Um Papa Argentino no Cenário Global



Para muitos latino-americanos, e especialmente brasileiros, houve incômodo com algumas declarações do Papa. Quando afirmou, numa entrevista, que certa ex-presidenta foi “injustamente julgada”, ou que um político controverso foi vítima de perseguição, não falava como pastor universal da Igreja, mas como argentino – com as limitações próprias de seu contexto cultural e de suas simpatias pessoais. Isso gerou perplexidade e, por vezes, rejeição. No entanto, diferenciar o homem Jorge Mario Bergoglio do Papa Francisco é necessário. Ele nunca canonizou regimes ou ideologias, nem fez da Igreja uma trincheira política. Suas falas, embora infelizes, não afetaram o magistério da Igreja.



A Igreja Continua



Francisco morreu Papa, legitimamente eleito, e jamais abandonou sua missão. Conduziu a barca de Pedro em meio a ventos tempestuosos, e mesmo entre hesitações e erros de percurso, jamais se afastou da fé da Igreja.

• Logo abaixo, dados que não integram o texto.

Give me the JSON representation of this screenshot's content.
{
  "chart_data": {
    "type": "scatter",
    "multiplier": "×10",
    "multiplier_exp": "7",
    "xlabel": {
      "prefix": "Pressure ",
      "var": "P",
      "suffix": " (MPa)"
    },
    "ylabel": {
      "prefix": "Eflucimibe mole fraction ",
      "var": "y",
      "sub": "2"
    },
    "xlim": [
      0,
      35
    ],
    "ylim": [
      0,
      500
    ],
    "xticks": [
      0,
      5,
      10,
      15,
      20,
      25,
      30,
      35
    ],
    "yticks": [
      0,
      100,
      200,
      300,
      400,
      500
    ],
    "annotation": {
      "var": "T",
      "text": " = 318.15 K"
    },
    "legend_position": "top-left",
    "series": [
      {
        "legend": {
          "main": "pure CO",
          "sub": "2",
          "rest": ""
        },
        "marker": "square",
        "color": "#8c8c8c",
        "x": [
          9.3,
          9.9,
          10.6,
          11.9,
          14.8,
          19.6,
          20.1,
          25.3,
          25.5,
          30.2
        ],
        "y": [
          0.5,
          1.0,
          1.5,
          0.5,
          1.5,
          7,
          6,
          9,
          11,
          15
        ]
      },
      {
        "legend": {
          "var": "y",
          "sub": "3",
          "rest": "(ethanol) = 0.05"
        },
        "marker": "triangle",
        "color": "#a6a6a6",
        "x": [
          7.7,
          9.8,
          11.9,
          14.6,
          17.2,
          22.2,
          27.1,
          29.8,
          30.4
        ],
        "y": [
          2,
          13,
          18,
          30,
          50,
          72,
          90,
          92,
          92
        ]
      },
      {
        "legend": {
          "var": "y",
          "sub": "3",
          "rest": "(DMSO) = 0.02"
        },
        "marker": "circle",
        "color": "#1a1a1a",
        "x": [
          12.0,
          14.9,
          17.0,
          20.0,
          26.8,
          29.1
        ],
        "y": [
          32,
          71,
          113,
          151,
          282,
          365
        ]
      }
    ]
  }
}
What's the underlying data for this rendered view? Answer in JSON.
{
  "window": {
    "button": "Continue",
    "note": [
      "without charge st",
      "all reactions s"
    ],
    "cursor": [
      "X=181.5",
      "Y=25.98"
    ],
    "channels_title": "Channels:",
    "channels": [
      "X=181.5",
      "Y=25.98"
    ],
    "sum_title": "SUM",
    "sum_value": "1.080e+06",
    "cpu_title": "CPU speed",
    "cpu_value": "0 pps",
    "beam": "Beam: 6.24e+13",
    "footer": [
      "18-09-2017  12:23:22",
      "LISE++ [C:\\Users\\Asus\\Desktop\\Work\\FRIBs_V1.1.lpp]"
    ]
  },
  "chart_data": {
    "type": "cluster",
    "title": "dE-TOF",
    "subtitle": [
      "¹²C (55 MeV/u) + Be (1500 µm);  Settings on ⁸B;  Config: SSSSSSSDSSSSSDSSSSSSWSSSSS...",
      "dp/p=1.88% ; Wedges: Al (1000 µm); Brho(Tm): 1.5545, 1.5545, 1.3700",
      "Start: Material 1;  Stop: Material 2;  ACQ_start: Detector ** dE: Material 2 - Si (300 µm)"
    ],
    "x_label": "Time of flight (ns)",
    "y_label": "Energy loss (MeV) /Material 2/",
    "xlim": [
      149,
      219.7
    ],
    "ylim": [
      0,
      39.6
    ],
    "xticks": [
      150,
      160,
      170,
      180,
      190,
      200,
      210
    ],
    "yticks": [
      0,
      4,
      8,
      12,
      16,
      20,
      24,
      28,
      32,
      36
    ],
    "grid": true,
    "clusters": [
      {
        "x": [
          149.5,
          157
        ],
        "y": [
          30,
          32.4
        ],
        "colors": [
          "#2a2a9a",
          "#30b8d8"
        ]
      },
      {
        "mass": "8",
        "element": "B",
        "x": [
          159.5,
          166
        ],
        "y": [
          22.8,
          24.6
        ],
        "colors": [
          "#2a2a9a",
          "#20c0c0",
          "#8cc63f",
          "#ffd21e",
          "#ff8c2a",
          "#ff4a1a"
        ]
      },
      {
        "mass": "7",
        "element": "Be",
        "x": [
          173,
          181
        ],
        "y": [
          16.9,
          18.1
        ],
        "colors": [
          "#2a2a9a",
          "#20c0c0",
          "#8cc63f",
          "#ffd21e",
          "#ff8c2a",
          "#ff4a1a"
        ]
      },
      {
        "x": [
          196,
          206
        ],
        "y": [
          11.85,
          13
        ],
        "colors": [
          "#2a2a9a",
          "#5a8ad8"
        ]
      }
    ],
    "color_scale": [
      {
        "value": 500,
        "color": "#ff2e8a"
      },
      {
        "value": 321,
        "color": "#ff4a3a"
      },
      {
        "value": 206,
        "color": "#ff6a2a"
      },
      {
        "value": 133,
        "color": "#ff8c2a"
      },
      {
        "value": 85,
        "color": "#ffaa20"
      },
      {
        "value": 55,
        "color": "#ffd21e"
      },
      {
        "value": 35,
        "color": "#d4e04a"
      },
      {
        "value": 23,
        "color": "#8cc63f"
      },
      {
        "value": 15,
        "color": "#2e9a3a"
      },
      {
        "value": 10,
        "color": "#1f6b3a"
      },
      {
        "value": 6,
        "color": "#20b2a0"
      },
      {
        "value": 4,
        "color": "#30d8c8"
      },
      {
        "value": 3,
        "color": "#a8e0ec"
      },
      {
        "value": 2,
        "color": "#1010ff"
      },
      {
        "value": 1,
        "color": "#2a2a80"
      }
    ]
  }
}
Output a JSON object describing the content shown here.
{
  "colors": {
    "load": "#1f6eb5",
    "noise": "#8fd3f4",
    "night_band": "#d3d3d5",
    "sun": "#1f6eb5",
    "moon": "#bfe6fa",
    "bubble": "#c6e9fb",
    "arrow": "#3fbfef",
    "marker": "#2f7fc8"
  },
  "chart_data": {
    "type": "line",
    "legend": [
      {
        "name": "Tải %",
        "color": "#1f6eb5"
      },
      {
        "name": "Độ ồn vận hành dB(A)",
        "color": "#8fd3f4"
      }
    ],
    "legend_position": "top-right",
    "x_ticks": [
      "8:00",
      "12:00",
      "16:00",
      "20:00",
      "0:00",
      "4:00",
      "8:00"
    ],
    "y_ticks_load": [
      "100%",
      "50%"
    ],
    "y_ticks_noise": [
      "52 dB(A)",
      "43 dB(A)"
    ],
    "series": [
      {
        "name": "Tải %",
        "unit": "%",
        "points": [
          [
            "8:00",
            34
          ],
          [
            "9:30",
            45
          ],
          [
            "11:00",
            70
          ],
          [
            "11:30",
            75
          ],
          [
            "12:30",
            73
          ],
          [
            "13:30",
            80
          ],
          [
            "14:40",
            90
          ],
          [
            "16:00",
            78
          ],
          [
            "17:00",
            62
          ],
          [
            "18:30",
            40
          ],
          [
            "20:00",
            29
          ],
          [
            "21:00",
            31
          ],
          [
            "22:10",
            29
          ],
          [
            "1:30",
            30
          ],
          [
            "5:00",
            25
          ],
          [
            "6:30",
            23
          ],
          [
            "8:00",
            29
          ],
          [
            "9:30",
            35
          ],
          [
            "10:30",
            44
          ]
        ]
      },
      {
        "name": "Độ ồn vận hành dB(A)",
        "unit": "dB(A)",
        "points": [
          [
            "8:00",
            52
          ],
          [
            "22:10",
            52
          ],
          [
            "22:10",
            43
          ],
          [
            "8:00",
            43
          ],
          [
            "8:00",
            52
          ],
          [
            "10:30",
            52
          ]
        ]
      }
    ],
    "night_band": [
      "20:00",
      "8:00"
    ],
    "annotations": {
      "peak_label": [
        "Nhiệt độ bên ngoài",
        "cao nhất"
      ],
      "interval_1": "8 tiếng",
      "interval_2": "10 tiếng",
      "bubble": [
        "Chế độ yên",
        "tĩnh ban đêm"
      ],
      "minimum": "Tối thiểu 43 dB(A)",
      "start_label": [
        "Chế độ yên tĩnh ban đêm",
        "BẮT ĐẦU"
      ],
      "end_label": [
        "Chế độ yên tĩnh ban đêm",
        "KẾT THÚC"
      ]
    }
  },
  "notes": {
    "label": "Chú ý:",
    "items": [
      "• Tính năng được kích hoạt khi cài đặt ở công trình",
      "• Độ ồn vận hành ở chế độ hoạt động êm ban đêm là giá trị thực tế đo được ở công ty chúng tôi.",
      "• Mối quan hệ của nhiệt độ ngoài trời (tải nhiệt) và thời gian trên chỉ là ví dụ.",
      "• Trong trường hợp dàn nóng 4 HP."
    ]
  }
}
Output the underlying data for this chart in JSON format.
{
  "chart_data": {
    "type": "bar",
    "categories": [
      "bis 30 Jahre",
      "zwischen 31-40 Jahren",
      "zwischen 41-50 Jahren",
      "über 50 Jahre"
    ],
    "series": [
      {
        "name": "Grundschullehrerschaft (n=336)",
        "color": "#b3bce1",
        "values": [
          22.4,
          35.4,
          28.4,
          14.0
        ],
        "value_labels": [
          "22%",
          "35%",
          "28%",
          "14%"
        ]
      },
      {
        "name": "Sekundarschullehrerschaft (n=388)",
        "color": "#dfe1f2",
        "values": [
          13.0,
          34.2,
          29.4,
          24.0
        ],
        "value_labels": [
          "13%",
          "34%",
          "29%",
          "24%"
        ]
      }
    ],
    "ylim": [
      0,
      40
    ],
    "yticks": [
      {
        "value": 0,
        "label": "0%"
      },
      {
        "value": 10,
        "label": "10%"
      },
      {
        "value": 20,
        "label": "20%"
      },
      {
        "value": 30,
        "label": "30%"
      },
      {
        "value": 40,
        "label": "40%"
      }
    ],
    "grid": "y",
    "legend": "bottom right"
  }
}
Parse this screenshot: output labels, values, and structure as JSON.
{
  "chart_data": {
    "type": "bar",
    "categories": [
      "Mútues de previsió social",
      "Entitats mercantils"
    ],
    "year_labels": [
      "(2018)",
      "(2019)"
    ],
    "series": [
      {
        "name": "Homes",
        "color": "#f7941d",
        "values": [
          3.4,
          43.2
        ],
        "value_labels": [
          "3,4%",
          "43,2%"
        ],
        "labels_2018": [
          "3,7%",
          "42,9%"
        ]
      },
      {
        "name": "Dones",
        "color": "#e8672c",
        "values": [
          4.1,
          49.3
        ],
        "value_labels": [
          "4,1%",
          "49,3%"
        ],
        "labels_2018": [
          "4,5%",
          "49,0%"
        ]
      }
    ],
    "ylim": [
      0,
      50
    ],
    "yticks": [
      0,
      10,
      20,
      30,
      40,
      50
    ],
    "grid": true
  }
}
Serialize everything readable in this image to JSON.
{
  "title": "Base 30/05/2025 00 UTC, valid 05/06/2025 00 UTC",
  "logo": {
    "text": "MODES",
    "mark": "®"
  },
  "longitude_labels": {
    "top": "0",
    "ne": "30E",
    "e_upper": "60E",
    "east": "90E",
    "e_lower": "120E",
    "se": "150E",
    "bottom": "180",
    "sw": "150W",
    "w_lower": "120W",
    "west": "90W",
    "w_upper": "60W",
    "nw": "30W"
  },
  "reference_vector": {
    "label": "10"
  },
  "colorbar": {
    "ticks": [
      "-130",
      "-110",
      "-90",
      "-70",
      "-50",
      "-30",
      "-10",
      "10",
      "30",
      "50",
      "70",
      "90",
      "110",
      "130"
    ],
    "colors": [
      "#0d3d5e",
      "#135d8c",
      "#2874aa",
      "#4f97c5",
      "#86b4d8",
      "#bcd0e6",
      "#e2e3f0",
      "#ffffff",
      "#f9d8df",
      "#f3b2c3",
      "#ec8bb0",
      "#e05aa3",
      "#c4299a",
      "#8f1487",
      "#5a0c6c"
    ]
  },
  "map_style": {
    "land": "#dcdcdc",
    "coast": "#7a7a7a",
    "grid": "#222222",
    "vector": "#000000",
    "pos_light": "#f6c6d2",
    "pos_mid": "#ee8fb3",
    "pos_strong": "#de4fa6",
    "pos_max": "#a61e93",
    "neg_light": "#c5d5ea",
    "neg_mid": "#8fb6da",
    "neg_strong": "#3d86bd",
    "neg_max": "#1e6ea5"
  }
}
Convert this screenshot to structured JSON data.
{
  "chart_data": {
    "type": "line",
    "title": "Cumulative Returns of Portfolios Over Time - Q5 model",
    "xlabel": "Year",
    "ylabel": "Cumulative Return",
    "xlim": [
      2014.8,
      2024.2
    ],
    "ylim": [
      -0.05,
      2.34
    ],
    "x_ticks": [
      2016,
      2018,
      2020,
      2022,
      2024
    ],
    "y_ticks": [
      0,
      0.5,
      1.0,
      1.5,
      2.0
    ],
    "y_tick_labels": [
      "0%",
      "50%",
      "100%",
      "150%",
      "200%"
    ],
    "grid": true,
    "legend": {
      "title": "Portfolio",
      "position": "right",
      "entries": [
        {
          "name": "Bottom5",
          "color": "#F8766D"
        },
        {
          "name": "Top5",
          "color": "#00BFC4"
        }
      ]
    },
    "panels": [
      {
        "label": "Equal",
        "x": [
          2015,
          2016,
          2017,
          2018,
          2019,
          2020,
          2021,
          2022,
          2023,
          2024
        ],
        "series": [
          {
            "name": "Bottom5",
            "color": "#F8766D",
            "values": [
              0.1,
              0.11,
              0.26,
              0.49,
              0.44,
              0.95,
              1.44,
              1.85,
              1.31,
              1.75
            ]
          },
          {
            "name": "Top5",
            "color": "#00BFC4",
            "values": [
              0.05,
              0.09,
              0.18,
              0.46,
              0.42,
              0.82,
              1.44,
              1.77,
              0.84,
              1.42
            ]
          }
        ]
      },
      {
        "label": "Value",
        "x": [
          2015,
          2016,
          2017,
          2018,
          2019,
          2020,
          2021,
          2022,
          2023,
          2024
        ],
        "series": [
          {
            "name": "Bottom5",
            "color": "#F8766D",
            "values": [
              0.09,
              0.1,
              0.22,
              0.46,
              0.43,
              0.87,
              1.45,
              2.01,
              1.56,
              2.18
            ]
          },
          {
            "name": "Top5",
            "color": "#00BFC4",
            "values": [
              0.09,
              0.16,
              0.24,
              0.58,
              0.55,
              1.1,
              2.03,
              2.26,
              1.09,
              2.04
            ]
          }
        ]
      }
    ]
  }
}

Ele foi Pedro. E onde está Pedro, está a Igreja. A barca segue. A Sé de Roma permanece, e com ela a promessa do Senhor: “As portas do inferno não prevalecerão”.


Hoje, a Igreja agradece a Deus por este pontificado, reza por sua alma e pede ao Espírito Santo que prepare o coração dos fiéis para acolher o próximo Sucessor de Pedro. O Papa Francisco partiu. A Igreja permanece.



Oremos por ele:


Senhor Jesus Cristo, Bom Pastor e Sumo Sacerdote, recebe em teus braços o teu servo Francisco, que serviu tua Igreja como Sucessor de Pedro. Purifica-o de suas faltas, acolhe sua alma na tua paz, e concede à tua Igreja um novo pastor segundo o teu Coração. Que a semente de misericórdia que ele espalhou floresça agora em justiça e verdade. Amém.